On 8/13/25 11:43 AM, Tom Lyon wrote:
> BTW, my own opinions abut NFS can be seen in my "NFS Must Die!" talk 
> here: https://www.youtube.com/watch?v=ZVF_djcccKc&ab_channel=TomLyon 
> <https://www.youtube.com/watch?v=ZVF_djcccKc&ab_channel=TomLyon>
>
> Not that NFS *was* bad - but it *is* bad (for non-casual use).

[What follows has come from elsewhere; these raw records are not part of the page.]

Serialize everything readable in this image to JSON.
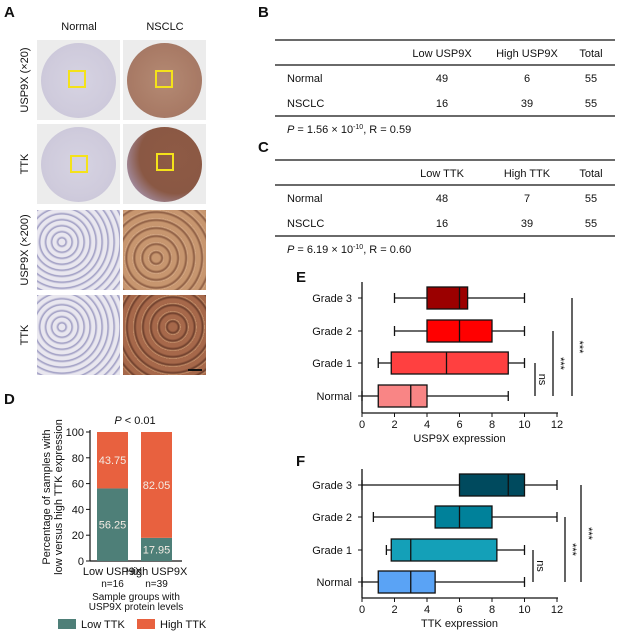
{
  "panels": {
    "A": "A",
    "B": "B",
    "C": "C",
    "D": "D",
    "E": "E",
    "F": "F"
  },
  "panel_a": {
    "columns": [
      "Normal",
      "NSCLC"
    ],
    "rows": [
      "USP9X (×20)",
      "TTK",
      "USP9X (×200)",
      "TTK"
    ]
  },
  "table_b": {
    "headers": [
      "",
      "Low USP9X",
      "High USP9X",
      "Total"
    ],
    "rows": [
      [
        "Normal",
        "49",
        "6",
        "55"
      ],
      [
        "NSCLC",
        "16",
        "39",
        "55"
      ]
    ],
    "stat_p": "P",
    "stat_mid": " = 1.56 × 10",
    "stat_exp": "-10",
    "stat_end": ", R = 0.59"
  },
  "table_c": {
    "headers": [
      "",
      "Low TTK",
      "High TTK",
      "Total"
    ],
    "rows": [
      [
        "Normal",
        "48",
        "7",
        "55"
      ],
      [
        "NSCLC",
        "16",
        "39",
        "55"
      ]
    ],
    "stat_p": "P",
    "stat_mid": " = 6.19 × 10",
    "stat_exp": "-10",
    "stat_end": ", R = 0.60"
  },
  "chart_data": [
    {
      "panel": "D",
      "type": "bar",
      "stacked": true,
      "title_p": "P",
      "title_rest": " < 0.01",
      "ylabel_lines": [
        "Percentage of samples with",
        "low versus high TTK expression"
      ],
      "xlabel_lines": [
        "Sample groups with",
        "USP9X protein levels"
      ],
      "ylim": [
        0,
        100
      ],
      "yticks": [
        "0",
        "20",
        "40",
        "60",
        "80",
        "100"
      ],
      "categories": [
        "Low USP9X",
        "High USP9X"
      ],
      "category_n": [
        "n=16",
        "n=39"
      ],
      "series": [
        {
          "name": "Low TTK",
          "color": "#4e7f78",
          "values": [
            56.25,
            17.95
          ],
          "labels": [
            "56.25",
            "17.95"
          ]
        },
        {
          "name": "High TTK",
          "color": "#e8613f",
          "values": [
            43.75,
            82.05
          ],
          "labels": [
            "43.75",
            "82.05"
          ]
        }
      ],
      "legend_placement": "bottom"
    },
    {
      "panel": "E",
      "type": "boxplot",
      "orientation": "horizontal",
      "xlabel": "USP9X expression",
      "xlim": [
        0,
        12
      ],
      "xticks": [
        "0",
        "2",
        "4",
        "6",
        "8",
        "10",
        "12"
      ],
      "categories": [
        "Grade 3",
        "Grade 2",
        "Grade 1",
        "Normal"
      ],
      "boxes": [
        {
          "min": 2,
          "q1": 4,
          "median": 6,
          "q3": 6.5,
          "max": 10,
          "color": "#9b0000"
        },
        {
          "min": 2,
          "q1": 4,
          "median": 6,
          "q3": 8,
          "max": 10,
          "color": "#ff0000"
        },
        {
          "min": 1,
          "q1": 1.8,
          "median": 5.2,
          "q3": 9,
          "max": 10,
          "color": "#ff4040"
        },
        {
          "min": 0,
          "q1": 1,
          "median": 3,
          "q3": 4,
          "max": 9,
          "color": "#f98585"
        }
      ],
      "significance": [
        {
          "from": "Grade 1",
          "to": "Normal",
          "label": "ns"
        },
        {
          "from": "Grade 2",
          "to": "Normal",
          "label": "***"
        },
        {
          "from": "Grade 3",
          "to": "Normal",
          "label": "***"
        }
      ]
    },
    {
      "panel": "F",
      "type": "boxplot",
      "orientation": "horizontal",
      "xlabel": "TTK expression",
      "xlim": [
        0,
        12
      ],
      "xticks": [
        "0",
        "2",
        "4",
        "6",
        "8",
        "10",
        "12"
      ],
      "categories": [
        "Grade 3",
        "Grade 2",
        "Grade 1",
        "Normal"
      ],
      "boxes": [
        {
          "min": 0,
          "q1": 6,
          "median": 9,
          "q3": 10,
          "max": 12,
          "color": "#004a5e"
        },
        {
          "min": 0.7,
          "q1": 4.5,
          "median": 6,
          "q3": 8,
          "max": 12,
          "color": "#00819a"
        },
        {
          "min": 1.5,
          "q1": 1.8,
          "median": 3,
          "q3": 8.3,
          "max": 10,
          "color": "#14a0b8"
        },
        {
          "min": 0,
          "q1": 1,
          "median": 3,
          "q3": 4.5,
          "max": 10,
          "color": "#5aa3f5"
        }
      ],
      "significance": [
        {
          "from": "Grade 1",
          "to": "Normal",
          "label": "ns"
        },
        {
          "from": "Grade 2",
          "to": "Normal",
          "label": "***"
        },
        {
          "from": "Grade 3",
          "to": "Normal",
          "label": "***"
        }
      ]
    }
  ]
}
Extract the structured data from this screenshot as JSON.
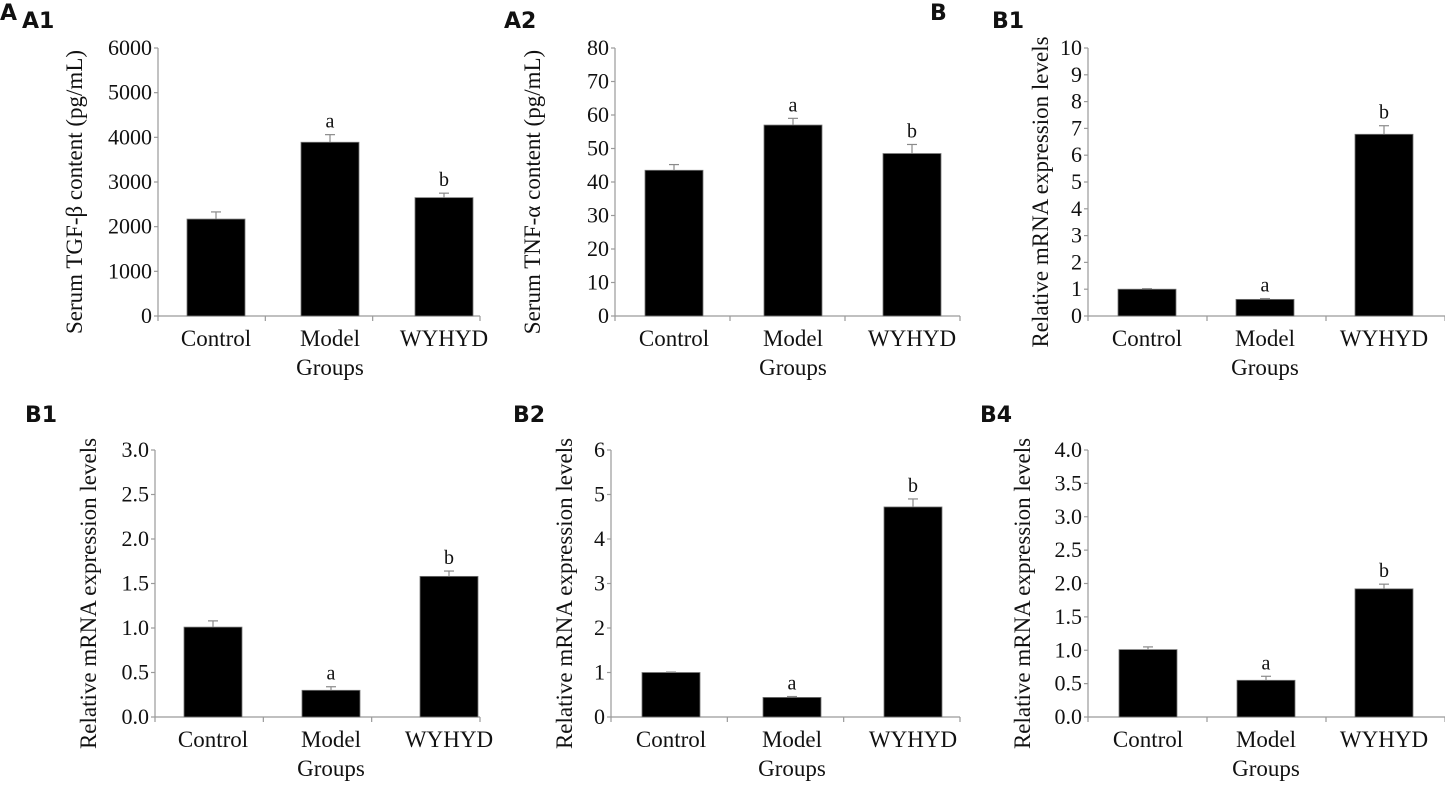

> Like the C language, it was great for its time.  Not so much anymore.
>
>
>
> On Wed, Aug 13, 2025 at 9:24 AM Peter Weinberger (温博格) via TUHS 
> <tuhs at tuhs.org> wrote:
>
>     It was a research proof-of-princple. (i.e.. partly principled and
>     partly really hacky. My list of its issues was pretty long.)
>
>     (If A mounted B's file system somewhere, and B mounted A's, then the
>     directory tree was infinite. That's mathematics, not a bug.)
>
>     On Wed, Aug 13, 2025 at 11:56 AM Larry McVoy <lm at mcvoy.com> wrote:
>     >
>     > On Wed, Aug 13, 2025 at 10:18:34AM -0400, Dan Cross wrote:
>     > > On Wed, Aug 13, 2025 at 10:00???AM Douglas McIlroy
>     > > <douglas.mcilroy at dartmouth.edu> wrote:
>     > > > I was always sorry that Peter Weinberger's RFS never made it
>     outside
>     > > > Bell Labs. It allowed networking between separately administered
>     > > > systems by mapping UIDs.
>     > >
>     > > I believe it did?  If I recall correctly, it was available
>     with System
>     > > V, though perhaps I am misremembering.
>     >
>     > Sunos had it, my office mate ported it.  I was unimpressed, it
>     worked well
>     > between the same archs but was riddled with byte order problems and
>     > ioctl calls that were not portable.